“Kalau Ken bersedia jadi istriku, Aku akan ajak Ken hidup di kampung yang sepi. Pergi ke tegal, ngarit, menjemur gaplek atau mipil jagung. Pendek kata aku tak menawarkan kemewahan barang secuilpun,” ucap Sukidi suatu malam sehabis pertunjukan. Meski Ken tak tahu apa yang diomongkan Sukidi padanya, tetapi kata-kata itu bak mantra yang menyihir kesadaran Ken. Sukidi seperti datang tepat waktu di saat Ken ingin mengubur segala keglamouran bintang panggung tobongnya.
“Dasar anak tak tahu diri! Andai saja tidak aku pelihara mungkin ia sudah jadi gembel!” ucap Niko sambil menggbrak meja. Lanjar hanya terdiam saja tak berani membatah sepatahkatapun. Pagi itu Lanjar melaporkan kepada Niko bahwa Ken mundur dari tobong dang dut yang ia pimpin.
“mentang-mentang sudah jadi primadona tobong. Anak itu perlu diberi pelajaran,” sahut Niko sekali lagi dengan geram. Mendengar ancaman Niko tak urung Lanjar bergidik juga. Pemilik tobong dangdut itu bukan hanya terkenal sebagai raja tega tapi juga memiliki backing aparat. Dalam hati lanjar merasa bersalah telah melaporkan Ken. Ia juga merasa kasihan dengan nasib ken apabila Niko benar-benar melaksanakan ancamannya tersebut. Dalam hati lelaki itu menyesal mengapa ia melaporkan kejadian malam itu kepada Niko.

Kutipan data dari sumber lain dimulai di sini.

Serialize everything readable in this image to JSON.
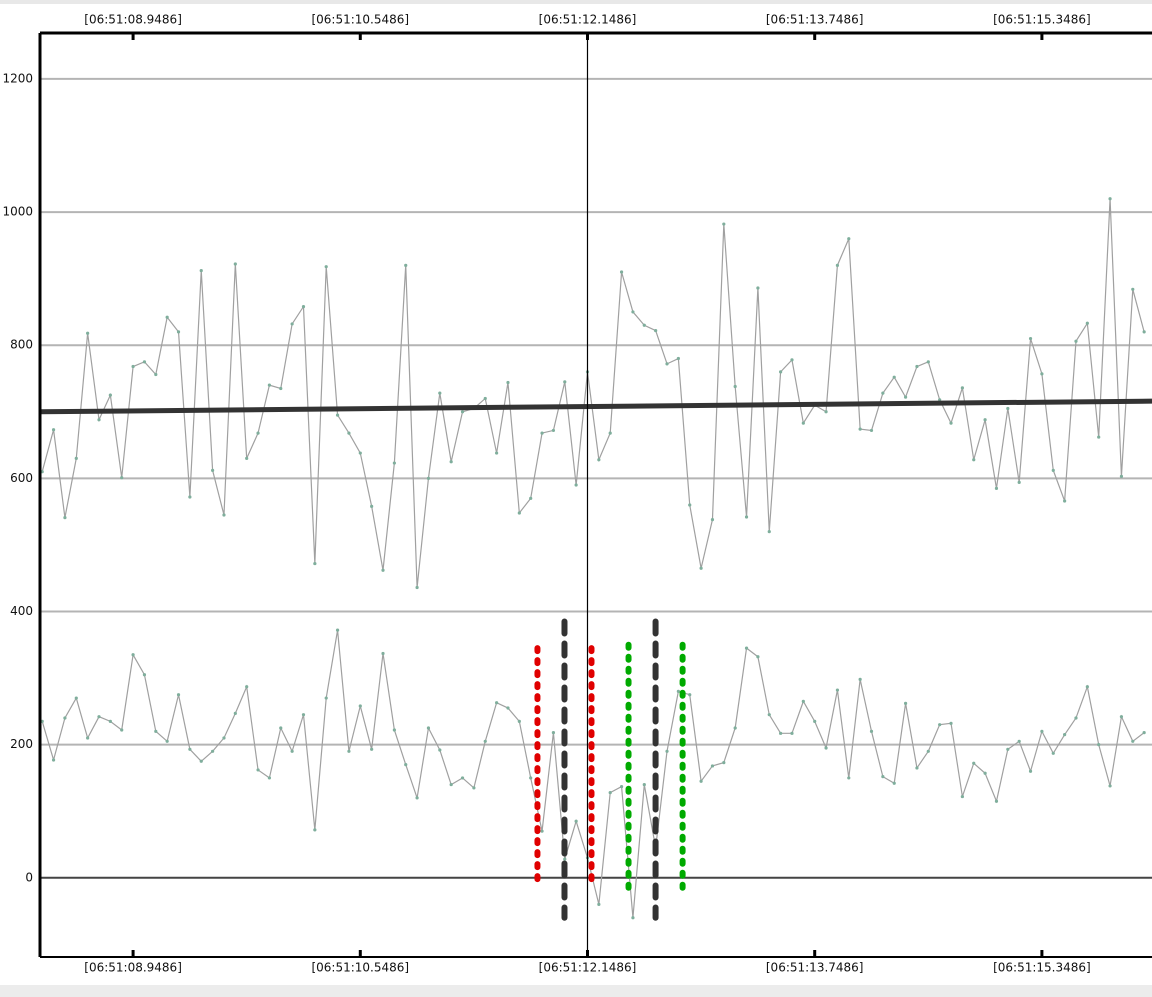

“Pergilah! Pastikan anggotan tobong yang lain tidak terpengaruh oleh Ken! Biar Ken aku yang urus. Dasar anak tak tahu diuntung,” ujar Niko sekali lagi masih dengan nada kemarahannya.
Sepeninggal Lanjar, Niko segera menelpon bendaharanya. Ia minta agar bendaharanya menyiapkan tiga buah amplop. Dan tak lama kemudian, Niko telah terlihat duduk di hadapan Pak Camat.
“Mengapa tobongnya belum dibongkar? Bukankah seharusnya hari Minggu kemarin dibongkar?” tanya Pak Camat sembari memainkan penggaris yang ada di tangannya.
“Anu pak!” jawab Niko gugup.
“Saya bisa kena marah Pak Bupati!” lanjut Pak Camat sambil menyulut rokoknya.
“Beri Saya Waktu seminggu lagi Pak! Pemasukannya masih tipis,” jawab Niko memelas.
“Tidak bisa. Ijin yang Saya berikan Cuma sampai hari Minggu kemarin,” jawab Pak Camat ketus sambil menghirup rokoknya dalam-dalam.
“Beri Saya kesempatan seminggu lagiPak!” ucap Niko sambil menyerahkan amplop yang ditaruh di dalam map. Mendengar permintaan Niko, Pak Camat hanya terdiam saja sambil menikmati hisapan rokoknya.
“Kalau Bapak berkenan, biarlah Ken menemani bapak bersenang-senang barang semalam.” Ucap Niko sedikit berbisik. Mendengar perkataan Niko barusan, wajah lelaki berumur setengah abad itu terlihat berseri-seri.